Rough Notes:
Credit: Rens van der Sluijs
Dec 04, 2007
The Mountain of the Gods
Worldwide traditions say that a cosmic mountain once rose to the center of the sky, joining heaven and earth. Now plasma science offers a confirming witness, in the behavior of high-energy plasma discharge.The ancients lived in the shadow of a colossal mountain identified as the abode of the gods. The Sumerians and the Babylonians knew it as the Khursag or the Kur, and as early as the 23rd century BCE it was depicted on the victory stele of king Naram-Sin of Akkad, shown above. The two stars on the apex identify the rock as the residence of celestial powers to whom the mighty ruler pays homage for his victory.
This 'cosmic mountain' was given different names in different cultures. The Egyptians knew it as the Primordial Mound, the Israelites as Sinai and Zion, and the Greeks as Olympus andParnassus. Further afield, the Indians called the divine peak Meru or Sumeru, the Chinese Kun-lun, Sung-shan, or Bu-zhou, the Icelanders Himinbjörg, the Aztec Colhuacan, and the Choctaw Nunne Chaha.
During the 20th century, specialists in each of these cultural areas have tended to downplay the role of the cosmic mountain, arguing that the sacred peaks and pinnacles mentioned in the ancient writings were nothing more than the mountains found locally. According to them, Naram-Sin's 'mountain of the sun' simply referred to the Zagros Mountains, over which the sun appears to rise for the natives of northern Mesopotamia. But these scholars have vastly underrated the importance of the theme.
As 19th-century researchers have ably demonstrated, the reports given of the cosmic mountain in mythology indicate that it was a highly unusual object, rooted in a universal archetype. The mountain's height was prodigious, reaching from the deepest underworld to the top of the sky. At the creation of the world, it rose up from the waters of chaos, pushing heaven and earth apart as it grew. It stood exactly in the centre of the universe and the forces of four cardinal directions met at its summit. It was of a luminous substance, ablaze with fire, or decked with gold and silver. Two peaks crowned its summit. A bird was seated on its top, called Anzu or Imdugud in Babylonia, Phoenix in Egypt, Garuda in India, and the thunderbird Wakinyan among the Sioux. Its interior was hollow and filled with a mysterious substance identified as the juice of life, the divine breath, a perpetual flame, lightning, or the waters of the flood. The souls of the dead traversed it on their way from the underworld to the sky or vice versa. The mythical hero or ancestor climbed it as part of his quest. And the Golden Age ended when the mountain was ripped apart, the flood gushed forth, and the bond between heaven and earth was broken.

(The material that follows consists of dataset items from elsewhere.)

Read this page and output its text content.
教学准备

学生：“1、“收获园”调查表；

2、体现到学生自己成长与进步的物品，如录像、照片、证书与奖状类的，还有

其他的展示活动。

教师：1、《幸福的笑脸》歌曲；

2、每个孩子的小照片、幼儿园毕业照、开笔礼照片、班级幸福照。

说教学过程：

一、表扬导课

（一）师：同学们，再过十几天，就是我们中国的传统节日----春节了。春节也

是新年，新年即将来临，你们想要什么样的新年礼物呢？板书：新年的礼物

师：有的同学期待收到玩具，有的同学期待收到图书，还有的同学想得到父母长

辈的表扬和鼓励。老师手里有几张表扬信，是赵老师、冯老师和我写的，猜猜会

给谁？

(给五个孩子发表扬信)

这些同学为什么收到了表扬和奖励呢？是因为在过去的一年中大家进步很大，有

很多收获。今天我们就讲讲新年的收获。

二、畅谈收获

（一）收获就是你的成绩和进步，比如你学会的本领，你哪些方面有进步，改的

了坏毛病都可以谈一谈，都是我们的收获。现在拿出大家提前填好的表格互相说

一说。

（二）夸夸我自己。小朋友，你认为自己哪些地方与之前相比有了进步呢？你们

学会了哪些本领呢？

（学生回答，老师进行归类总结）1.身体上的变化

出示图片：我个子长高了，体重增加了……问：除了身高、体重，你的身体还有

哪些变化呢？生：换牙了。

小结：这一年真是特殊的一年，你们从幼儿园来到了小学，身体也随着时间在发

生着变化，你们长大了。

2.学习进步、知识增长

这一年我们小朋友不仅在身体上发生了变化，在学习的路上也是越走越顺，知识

Each of these pervading themes shows that the cosmic mountain hardly answers to any familiar phenomenon in the natural world. Clearly, it was a feature of the mythological landscape that was independently localised when different cultures identified it with different rocks in their own environment. The striking parallels cry out for an explanation nonetheless. The detailed agreement of its characteristics in cultures from far-flung corners of the world shows that there is definitely some reality behind it. And this is where plasma comes in. The remarkable synthesis between the most up-to-date findings of plasma physicists and the artefacts and traditions of ancient mankind has the potential to cast a refreshing light on the subject.
The present interdisciplinary investigation suggests that the features of the cosmic mountain—and dozens of additional motifs—can be satisfactorily accounted for if the object commemorated in these traditions included a heaven-spanning plasma discharge tube, formed during the late Palaeolithic in response to high-energy disturbances in the geomagnetic field. Extensive laboratory experiments performed under the auspices of plasma physicist Anthony Peratt have shed much light on the specifics of the morphological 'cycle' such a plasma column would have gone through. Down to the finest and most unusual details, this sequence matches the profile of the mythic “mountain of the gods”.
The myth of the cosmic mountain, therefore, deserves rigorous cross-cultural exploration. Where cultures agree on unique details, this consensus is evidence, and may well provide vital information about the ancient natural environment, suggesting promising lines for scientific investigation.